To: rt@krbdev.mit.edu
Subject: Re: [krbdev.mit.edu #1792] sparc-solaris9 nightly build test failures: kadm5 api
From: Tom Yu <tlyu@mit.edu>
Date: Wed, 24 Sep 2003 13:56:34 -0400
RT-Send-Cc:
Show quoted text
>>>>> "Ken" == Ken Raeburn via RT <rt-comment@krbdev.mit.edu> writes:

Show quoted text
Ken> This behavior *could* be new to (running the tests on) Solaris 9.
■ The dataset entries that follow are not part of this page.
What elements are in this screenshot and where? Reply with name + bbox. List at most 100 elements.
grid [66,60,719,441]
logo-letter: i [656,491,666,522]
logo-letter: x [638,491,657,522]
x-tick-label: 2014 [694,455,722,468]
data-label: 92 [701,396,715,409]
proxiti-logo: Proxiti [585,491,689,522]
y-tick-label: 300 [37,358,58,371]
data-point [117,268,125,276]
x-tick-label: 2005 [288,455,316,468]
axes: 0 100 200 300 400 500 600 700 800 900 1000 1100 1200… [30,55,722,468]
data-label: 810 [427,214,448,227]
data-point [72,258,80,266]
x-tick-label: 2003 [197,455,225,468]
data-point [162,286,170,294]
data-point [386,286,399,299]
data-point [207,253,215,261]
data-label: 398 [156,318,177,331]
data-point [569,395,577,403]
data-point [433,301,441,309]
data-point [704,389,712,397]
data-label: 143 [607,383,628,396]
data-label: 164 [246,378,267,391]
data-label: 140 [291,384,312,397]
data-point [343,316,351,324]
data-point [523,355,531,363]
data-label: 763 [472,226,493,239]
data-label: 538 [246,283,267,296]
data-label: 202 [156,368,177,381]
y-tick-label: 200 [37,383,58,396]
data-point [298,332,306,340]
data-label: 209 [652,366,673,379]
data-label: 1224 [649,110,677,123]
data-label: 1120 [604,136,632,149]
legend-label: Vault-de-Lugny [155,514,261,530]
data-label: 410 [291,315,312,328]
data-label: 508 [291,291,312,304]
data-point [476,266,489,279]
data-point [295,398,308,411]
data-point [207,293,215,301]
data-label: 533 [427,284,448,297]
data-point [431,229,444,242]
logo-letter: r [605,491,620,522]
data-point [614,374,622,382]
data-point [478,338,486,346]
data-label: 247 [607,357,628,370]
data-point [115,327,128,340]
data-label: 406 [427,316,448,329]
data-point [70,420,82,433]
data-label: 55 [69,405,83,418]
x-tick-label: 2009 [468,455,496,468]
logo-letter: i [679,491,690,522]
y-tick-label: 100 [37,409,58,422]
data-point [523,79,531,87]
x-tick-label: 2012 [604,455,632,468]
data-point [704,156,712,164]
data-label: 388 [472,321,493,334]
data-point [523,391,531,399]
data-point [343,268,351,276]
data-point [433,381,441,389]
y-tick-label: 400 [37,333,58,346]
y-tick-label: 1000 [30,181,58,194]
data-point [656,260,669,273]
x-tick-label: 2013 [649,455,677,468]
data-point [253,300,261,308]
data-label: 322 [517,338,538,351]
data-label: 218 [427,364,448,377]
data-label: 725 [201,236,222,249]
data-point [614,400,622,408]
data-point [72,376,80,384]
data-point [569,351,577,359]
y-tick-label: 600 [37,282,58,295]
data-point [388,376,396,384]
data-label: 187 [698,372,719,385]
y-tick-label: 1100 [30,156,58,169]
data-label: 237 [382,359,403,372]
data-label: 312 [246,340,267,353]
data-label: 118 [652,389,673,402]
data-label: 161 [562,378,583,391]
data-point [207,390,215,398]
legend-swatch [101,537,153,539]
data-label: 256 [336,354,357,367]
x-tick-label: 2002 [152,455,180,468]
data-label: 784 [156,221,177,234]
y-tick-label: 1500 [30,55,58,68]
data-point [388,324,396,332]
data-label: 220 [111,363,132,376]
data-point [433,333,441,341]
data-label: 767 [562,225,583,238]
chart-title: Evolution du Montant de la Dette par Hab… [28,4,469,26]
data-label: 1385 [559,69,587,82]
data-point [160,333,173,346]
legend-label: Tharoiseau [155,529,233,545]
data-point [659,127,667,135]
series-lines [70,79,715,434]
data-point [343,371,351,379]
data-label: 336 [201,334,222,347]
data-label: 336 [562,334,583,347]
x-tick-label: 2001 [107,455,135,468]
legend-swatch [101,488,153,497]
I just updated my machine to Solaris 9, and am seeing the same
failures, using expect-5.38.0. I may try updating my expect
installation later, just to be sure. A expect script that just has a
tight loop spawning echo and expecting on its output reveals similar
behavior, so it's either an expect bug or a Solaris 9 kernel bug.

---Tom
To: rt-comment@krbdev.mit.edu
Subject: Re: [krbdev.mit.edu #1792] sparc-solaris9 nightly build test failures: kadm5 api
From: Ken Raeburn <raeburn@MIT.EDU>
Date: Thu, 25 Sep 2003 17:40:35 -0400
RT-Send-Cc:
"Tom Yu via RT" <rt-comment@krbdev.mit.edu> writes:
Show quoted text
> I just updated my machine to Solaris 9, and am seeing the same
> failures, using expect-5.38.0. I may try updating my expect
> installation later, just to be sure. A expect script that just has a
> tight loop spawning echo and expecting on its output reveals similar
> behavior, so it's either an expect bug or a Solaris 9 kernel bug.
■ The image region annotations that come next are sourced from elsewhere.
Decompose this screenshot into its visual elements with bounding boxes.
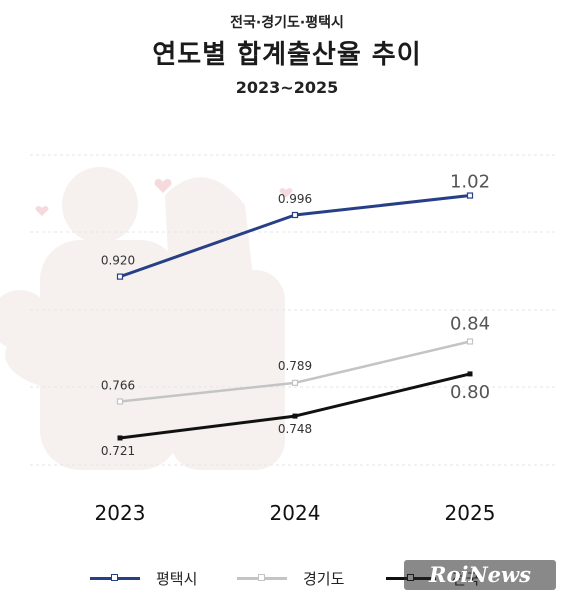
decor-hearts: [35, 178, 293, 216]
data-label-national: 0.721: [101, 444, 135, 458]
series-national: [117, 371, 473, 441]
data-point-gyeonggi: [291, 379, 299, 386]
data-label-national: 0.748: [278, 422, 312, 436]
data-point-pyeongtaek: [291, 211, 299, 219]
data-point-gyeonggi: [116, 398, 124, 405]
data-point-national: [467, 371, 473, 377]
legend-item-pyeongtaek: 평택시: [90, 566, 220, 590]
chart-title: 연도별 합계출산율 추이: [152, 40, 422, 70]
data-point-national: [292, 413, 298, 419]
data-point-pyeongtaek: [466, 192, 474, 199]
data-label-national: 0.80: [450, 382, 490, 403]
legend-label-gyeonggi: 경기도: [303, 570, 345, 588]
chart-subtitle: 2023~2025: [235, 78, 339, 97]
series-pyeongtaek: [116, 192, 474, 280]
data-label-pyeongtaek: 0.920: [101, 254, 135, 268]
data-point-national: [117, 435, 123, 441]
data-labels: 0.920 0.996 1.02 0.766 0.789 0.84 0.721 0.748 0.…: [101, 172, 490, 458]
legend-label-pyeongtaek: 평택시: [156, 570, 198, 588]
chart-supertitle: 전국·경기도·평택시: [230, 15, 344, 31]
data-label-pyeongtaek: 1.02: [450, 172, 490, 193]
series-gyeonggi: [116, 338, 474, 405]
x-tick-label: 2023: [95, 501, 146, 525]
x-tick-label: 2024: [270, 501, 321, 525]
data-label-pyeongtaek: 0.996: [278, 192, 312, 206]
line-chart: 0.920 0.996 1.02 0.766 0.789 0.84 0.721 0.748 0.…: [0, 154, 555, 525]
x-tick-label: 2025: [445, 501, 496, 525]
x-axis-labels: 2023 2024 2025: [95, 501, 496, 525]
data-label-gyeonggi: 0.84: [450, 313, 490, 334]
data-point-pyeongtaek: [116, 273, 124, 280]
data-label-gyeonggi: 0.789: [278, 359, 312, 373]
data-label-gyeonggi: 0.766: [101, 378, 135, 392]
square-marker-icon: [258, 574, 265, 581]
data-point-gyeonggi: [466, 338, 474, 345]
square-marker-icon: [111, 574, 118, 581]
series-layer: [116, 192, 474, 441]
legend-item-gyeonggi: 경기도: [237, 566, 367, 590]
watermark-logo: RoiNews: [404, 560, 556, 590]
It appears there's a 5.39.0 release out a couple months now, though
the history file doesn't indicate that anything's been fixed on
Solaris. I'll give it a try anyways.

Could you send (or attach in RT) the test script? If we can't figure
this out here, we should report it to Don Libes and see if he knows
anything.

Ken
To: rt@krbdev.mit.edu
Subject: Re: [krbdev.mit.edu #1792] sparc-solaris9 nightly build test failures: kadm5 api
From: Tom Yu <tlyu@mit.edu>
Date: Fri, 26 Sep 2003 11:34:45 -0400
RT-Send-Cc:
Show quoted text
>>>>> "Ken" == Ken Raeburn via RT <rt-comment@krbdev.mit.edu> writes:

Show quoted text
Ken> Could you send (or attach in RT) the test script? If we can't figure
Ken> this out here, we should report it to Don Libes and see if he knows
Ken> anything.

Sun knows about this problem. It's Bug ID 4927647 in their database,
"pty loses last output before close/exit". My test script follows:

for { set i 1 } { 1 } { incr i } {
spawn echo foobarbaz
expect {
"foobarbaz" {
puts "ok"
expect eof
wait
}
eof {
puts "$i passes"
wait
exit 1
}
}
}
From: tlyu@mit.edu
Subject: CVS Commit
* api.1/lock.exp: Work around a race condition in the Solaris 9
pty implementation: output sent to a pty slave immediately before
last close/exit can get lost on the way to the master. This is
Sun bug #4927647. The workaround consists of changing the tests
to always make lock-test wait to read a character prior to
exiting, so any output prior to the "wait" directive will not get
lost.


To generate a diff of this commit:



cvs diff -r1.57 -r1.58 krb5/src/lib/kadm5/unit-test/ChangeLog
cvs diff -r1.10 -r1.11 krb5/src/lib/kadm5/unit-test/api.1/lock.exp
From: tlyu@mit.edu
Subject: CVS Commit
pullup from trunk


To generate a diff of this commit:



cvs diff -r1.55.2.2 -r1.55.2.3
krb5/src/lib/kadm5/unit-test/ChangeLog
cvs diff -r1.10 -r1.10.2.1
krb5/src/lib/kadm5/unit-test/api.1/lock.exp